Claudia had come in by the time she was back in the kitchen, and with no time to find the young girl a diversion, she set about making the solution with her grand-daughter as a spectator.  Claudia could speak well enough to ask what she was doing.

“I’m making medicine my dear, very important medicine,” she replied as she took the first small portion of the dried ink, added it to some milk and shook it up in a jar.

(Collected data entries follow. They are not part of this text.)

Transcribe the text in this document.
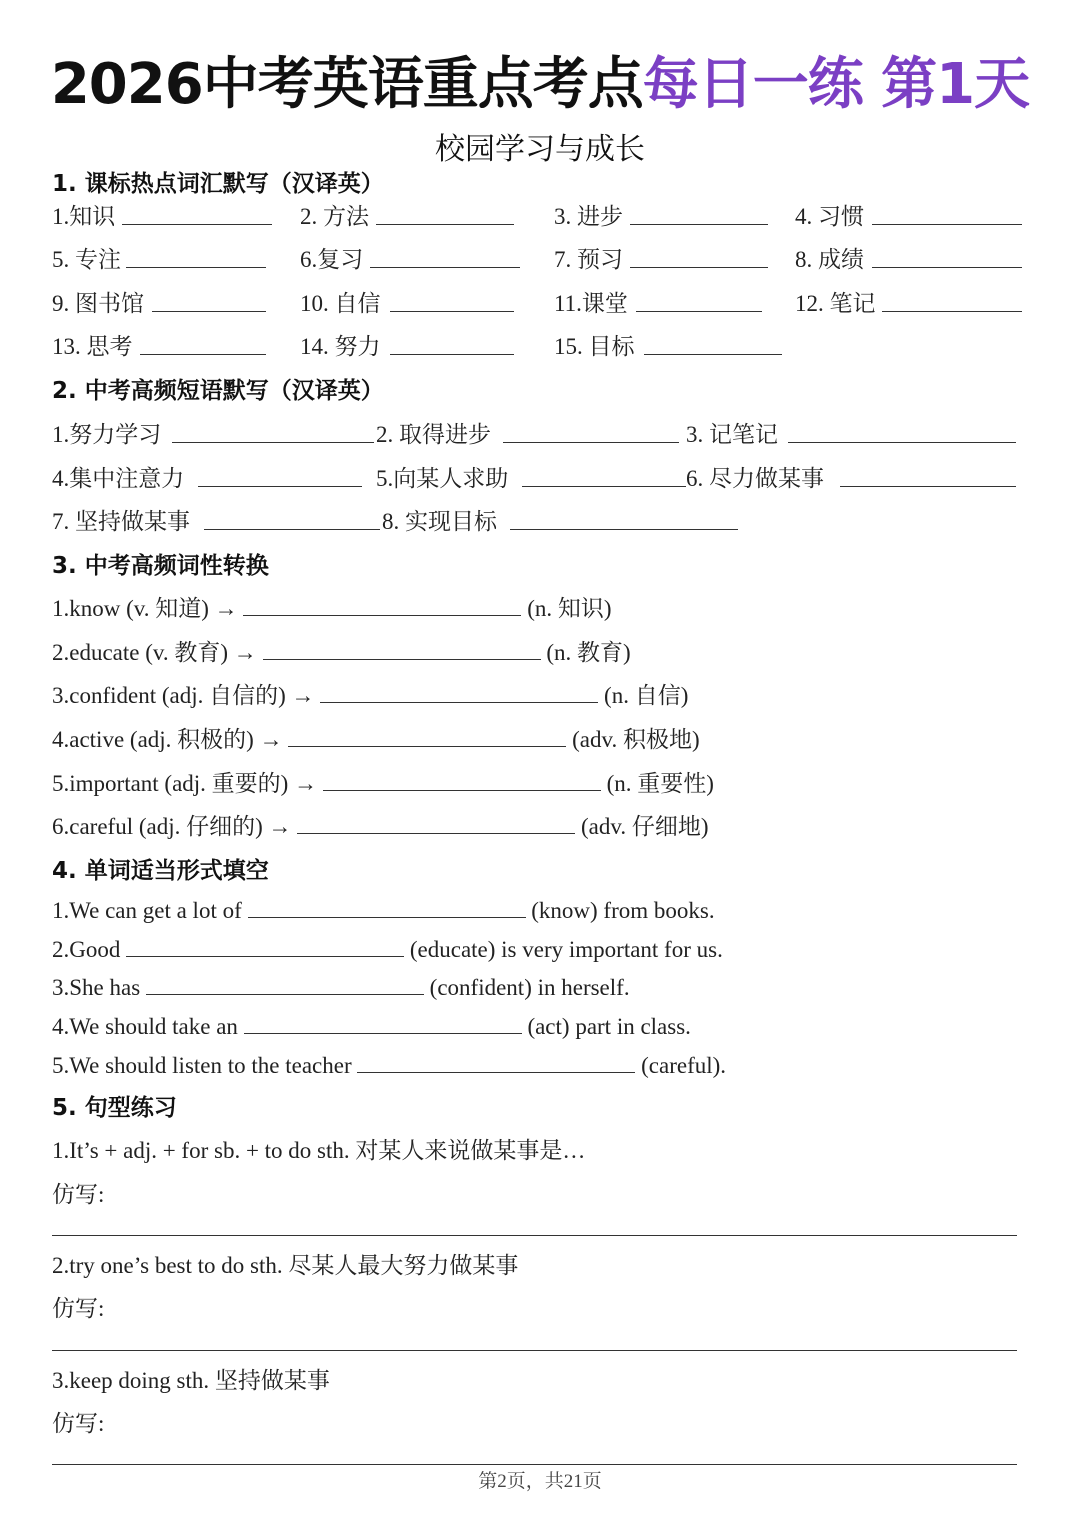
2026中考英语重点考点每日一练 第1天
校园学习与成长
1. 课标热点词汇默写（汉译英）
1.知识	2. 方法	3. 进步	4. 习惯
5. 专注	6.复习	7. 预习	8. 成绩
9. 图书馆	10. 自信	11.课堂	12. 笔记
13. 思考	14. 努力	15. 目标
2. 中考高频短语默写（汉译英）
1.努力学习	2. 取得进步	3. 记笔记
4.集中注意力	5.向某人求助	6. 尽力做某事
7. 坚持做某事	8. 实现目标
3. 中考高频词性转换
1.know (v. 知道) →	(n. 知识)
2.educate (v. 教育) →	(n. 教育)
3.confident (adj. 自信的) →	(n. 自信)
4.active (adj. 积极的) →	(adv. 积极地)
5.important (adj. 重要的) →	(n. 重要性)
6.careful (adj. 仔细的) →	(adv. 仔细地)
4. 单词适当形式填空
1.We can get a lot of	(know) from books.
2.Good	(educate) is very important for us.
3.She has	(confident) in herself.
4.We should take an	(act) part in class.
5.We should listen to the teacher	(careful).
5. 句型练习
1.It’s + adj. + for sb. + to do sth. 对某人来说做某事是…
仿写:
2.try one’s best to do sth. 尽某人最大努力做某事
仿写:
3.keep doing sth. 坚持做某事
仿写:
第2页，共21页
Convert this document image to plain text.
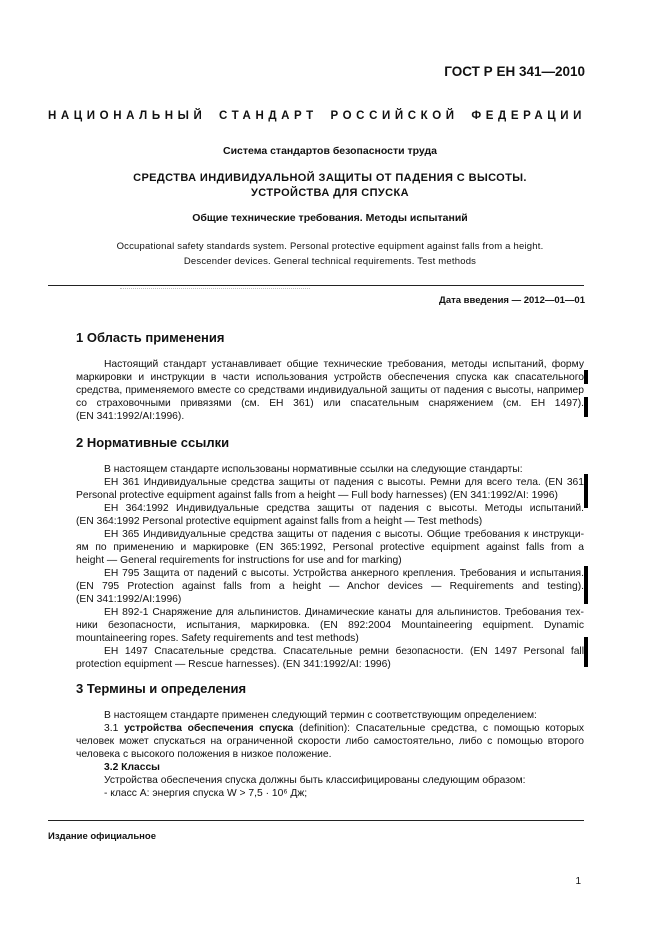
ГОСТ Р ЕН 341—2010
НАЦИОНАЛЬНЫЙ СТАНДАРТ РОССИЙСКОЙ ФЕДЕРАЦИИ
Система стандартов безопасности труда
СРЕДСТВА ИНДИВИДУАЛЬНОЙ ЗАЩИТЫ ОТ ПАДЕНИЯ С ВЫСОТЫ.
УСТРОЙСТВА ДЛЯ СПУСКА
Общие технические требования. Методы испытаний
Occupational safety standards system. Personal protective equipment against falls from a height.
Descender devices. General technical requirements. Test methods
Дата введения — 2012—01—01
1 Область применения
Настоящий стандарт устанавливает общие технические требования, методы испытаний, форму
маркировки и инструкции в части использования устройств обеспечения спуска как спасательного
средства, применяемого вместе со средствами индивидуальной защиты от падения с высоты, например
со страховочными привязями (см. ЕН 361) или спасательным снаряжением (см. ЕН 1497).
(EN 341:1992/AI:1996).
2 Нормативные ссылки
В настоящем стандарте использованы нормативные ссылки на следующие стандарты:
ЕН 361 Индивидуальные средства защиты от падения с высоты. Ремни для всего тела. (EN 361
Personal protective equipment against falls from a height — Full body harnesses) (EN 341:1992/AI: 1996)
ЕН 364:1992 Индивидуальные средства защиты от падения с высоты. Методы испытаний.
(EN 364:1992 Personal protective equipment against falls from a height — Test methods)
ЕН 365 Индивидуальные средства защиты от падения с высоты. Общие требования к инструкци-
ям по применению и маркировке (EN 365:1992, Personal protective equipment against falls from a
height — General requirements for instructions for use and for marking)
ЕН 795 Защита от падений с высоты. Устройства анкерного крепления. Требования и испытания.
(EN 795 Protection against falls from a height — Anchor devices — Requirements and testing).
(EN 341:1992/AI:1996)
ЕН 892-1 Снаряжение для альпинистов. Динамические канаты для альпинистов. Требования тех-
ники безопасности, испытания, маркировка. (EN 892:2004 Mountaineering equipment. Dynamic
mountaineering ropes. Safety requirements and test methods)
ЕН 1497 Спасательные средства. Спасательные ремни безопасности. (EN 1497 Personal fall
protection equipment — Rescue harnesses). (EN 341:1992/AI: 1996)
3 Термины и определения
В настоящем стандарте применен следующий термин с соответствующим определением:
3.1 устройства обеспечения спуска (definition): Спасательные средства, с помощью которых
человек может спускаться на ограниченной скорости либо самостоятельно, либо с помощью второго
человека с высокого положения в низкое положение.
3.2 Классы
Устройства обеспечения спуска должны быть классифицированы следующим образом:
- класс А: энергия спуска W > 7,5 · 10⁶ Дж;
Издание официальное
1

“For your mother.” The old woman continued on as she answered, adding small amounts of ink to just a little bit more milk, shaking each iteration as she went along.  She had a few doubts in the early going, as the solution stayed an unpleasant grey, however as she neared the end of the ink supply, it had turned back to almost completely white.  Adding just a little more milk, and with her granddaughter now silently watching with fascinated wide blue eyes, she finished and realized that this part at least had been successful.   The timing of the rest would now be critical and she went to check on Olivia.

Finding her curled up in bed and still moaning, she softly suggested the milk again and received the same reply as had been previously given.  Knowing that she needed to stretch the limits of what might be considered decent behavior, Olivia’s mother reached down, claiming to just be feeling, and pushed in on her daughter’s stomach.  This elicited a sharp yelp, followed by a hard slap on her arm.  Exiting the room without a word,  the old woman retuned to the kitchen, said a silent prayer of hope, and stirred some vinegar into her ink and milk solution.   Five minutes later, and with her granddaughter still silently watching from the same chair her mother had been sitting in not long before, she poured it into a cup and walked back to Olivia’s bedroom.